I will lay down the disclaimer though that this is my plan now, without any clue of how it will be. So if I come back on October 27th having had an epidural, so be it!
...back to the issue of feeling connected...I think that what I am feeling is the baby move. It's just different than I expected. But I LOVE it. It has made this whole experience real to me and I feel a special connection to that little birdie in there. I love being able to feel the movements and the actual baby knowing that soon I will be able to hold that little tiny one in my arms. I wish it would move all the time so I could always feel it! If I had known that the movement was what it would take to feel connected, I would have been less hard on myself for not feeling connected. I was starting to wonder whether that lack of connection would continue after the birth.
Week Eighteen
5-27-08
A little late this week because almost the WHOLE family was in town this weekend. They all came to help us celebrate a housewarming/graduation/baby. Everyone left today, and now the house seems so empty. I miss everyone already and am so glad you were able to make it! Seems strange that the next time I will see some of you will be after the baby is here!
On Saturday, my sister- and mother-in-law (far left, and second from left) threw me a Baby Shower. We went to a little French cafe in Parkville and celebrated by eating naughty and opening gifts. I received so many darling and useful things. It's fun to envision a tiny little body filling out those onesies! I loved the thoughtfulness, and honestly, being the center of attention. It was a great day.

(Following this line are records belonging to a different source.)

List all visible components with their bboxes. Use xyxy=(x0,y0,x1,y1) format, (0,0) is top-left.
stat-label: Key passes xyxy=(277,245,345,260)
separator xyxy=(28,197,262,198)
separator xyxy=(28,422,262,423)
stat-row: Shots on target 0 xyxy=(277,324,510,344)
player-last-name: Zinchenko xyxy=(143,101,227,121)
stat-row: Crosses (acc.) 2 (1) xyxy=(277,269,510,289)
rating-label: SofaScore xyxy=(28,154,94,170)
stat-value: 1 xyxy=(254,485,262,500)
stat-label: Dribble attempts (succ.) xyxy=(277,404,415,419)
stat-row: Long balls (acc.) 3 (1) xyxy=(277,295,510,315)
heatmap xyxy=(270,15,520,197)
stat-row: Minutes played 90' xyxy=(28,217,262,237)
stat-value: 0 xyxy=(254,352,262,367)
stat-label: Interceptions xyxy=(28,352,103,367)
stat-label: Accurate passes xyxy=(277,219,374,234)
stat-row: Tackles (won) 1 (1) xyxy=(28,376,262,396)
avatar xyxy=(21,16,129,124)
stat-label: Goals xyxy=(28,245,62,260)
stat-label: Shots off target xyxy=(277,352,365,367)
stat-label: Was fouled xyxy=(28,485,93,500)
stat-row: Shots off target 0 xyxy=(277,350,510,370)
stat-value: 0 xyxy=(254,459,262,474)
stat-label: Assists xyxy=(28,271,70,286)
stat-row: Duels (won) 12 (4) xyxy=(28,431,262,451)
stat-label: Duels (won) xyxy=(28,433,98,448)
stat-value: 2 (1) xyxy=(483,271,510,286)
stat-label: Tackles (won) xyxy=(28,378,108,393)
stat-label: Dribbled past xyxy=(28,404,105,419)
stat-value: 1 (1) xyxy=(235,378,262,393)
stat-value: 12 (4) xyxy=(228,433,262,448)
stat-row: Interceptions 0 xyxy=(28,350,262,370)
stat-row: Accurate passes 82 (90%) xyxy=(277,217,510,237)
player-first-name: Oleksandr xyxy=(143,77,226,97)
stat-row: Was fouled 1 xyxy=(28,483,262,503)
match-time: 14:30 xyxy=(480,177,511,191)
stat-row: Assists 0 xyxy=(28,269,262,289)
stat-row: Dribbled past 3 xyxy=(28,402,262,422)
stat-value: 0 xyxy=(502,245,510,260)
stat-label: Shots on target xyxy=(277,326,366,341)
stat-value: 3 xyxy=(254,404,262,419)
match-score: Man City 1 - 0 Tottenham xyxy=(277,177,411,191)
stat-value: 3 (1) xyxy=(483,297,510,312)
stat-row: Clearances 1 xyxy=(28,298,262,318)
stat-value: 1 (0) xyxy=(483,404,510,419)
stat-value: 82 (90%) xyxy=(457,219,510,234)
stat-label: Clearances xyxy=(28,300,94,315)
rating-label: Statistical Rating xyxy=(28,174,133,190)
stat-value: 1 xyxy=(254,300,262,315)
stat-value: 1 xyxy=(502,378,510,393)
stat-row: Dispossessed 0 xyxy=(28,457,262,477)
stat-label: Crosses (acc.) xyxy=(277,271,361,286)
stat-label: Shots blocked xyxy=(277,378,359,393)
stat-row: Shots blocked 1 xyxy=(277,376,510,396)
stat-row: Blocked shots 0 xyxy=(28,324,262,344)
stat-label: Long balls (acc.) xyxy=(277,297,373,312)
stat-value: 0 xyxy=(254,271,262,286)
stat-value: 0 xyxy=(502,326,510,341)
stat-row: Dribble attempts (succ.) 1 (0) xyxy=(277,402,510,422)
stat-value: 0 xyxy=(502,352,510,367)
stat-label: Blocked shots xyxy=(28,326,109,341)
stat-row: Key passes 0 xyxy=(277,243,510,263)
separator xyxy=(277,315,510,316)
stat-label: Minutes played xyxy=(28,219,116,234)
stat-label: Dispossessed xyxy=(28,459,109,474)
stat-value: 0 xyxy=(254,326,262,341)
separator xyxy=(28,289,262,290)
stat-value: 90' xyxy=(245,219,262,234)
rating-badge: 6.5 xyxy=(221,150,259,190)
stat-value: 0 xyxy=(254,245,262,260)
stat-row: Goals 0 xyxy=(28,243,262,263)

I feel the baby frequently now and take every chance I can to put my hands on my belly to feel it against my palms. I wonder if it will be a big baby, because I can feel it against my belly already, little hard spots here and there, and most of the books are just talking about the fluttering I should be feeling now and then.
Week Nineteen
5-30-08
I am reading the books "Belly Laughs" by Jenny McCarthy (from my sister, Brooke, second from right above). Jenny takes a matter-of-fact approach to describing the nasty things that do or could happen during pregnancy and birth. It's funny--and scary.
I am also reading "Healthy Sleep Habits, Happy Baby" by Marc Weissbluth. This was given to me by a friend from Denver, Christin, who said she wished she had read it earlier (her baby is about 11 months old now). I think that this will be invaluable for regaining some semblance of a schedule and maintaining a healthy and happy baby because he is not overtired.
Another book, "Your Pregnancy Week by Week" by Glade B. Curtis and Judith Schuler was sent to us by Ali and Brennon, friends from Andrew's MBA class. We enjoy reading it each week and learning about what is happening with our little cherub around that time and what vegetable or fruit he currently resembles.
6-3-08
We had the sonogram today. We saw our little one for the first time today and all I can say is that it was a heartwarming and love-filled experience. I animated the image along with a watercolor I did to show it a little more clearly. Here's little Roo...

Week Twenty
6-6-08
We are officially halfway to meeting our creation, or should I say God's creation which we've been blessed to love.
Andrew walked in his graduation ceremony on Friday night, that was exciting. Looking at us from the outside, I am very aware of the momentous occasions that we are experiencing right now and that will direct our lives for years and years to come. We have so much and are truly happy. I am so thankful!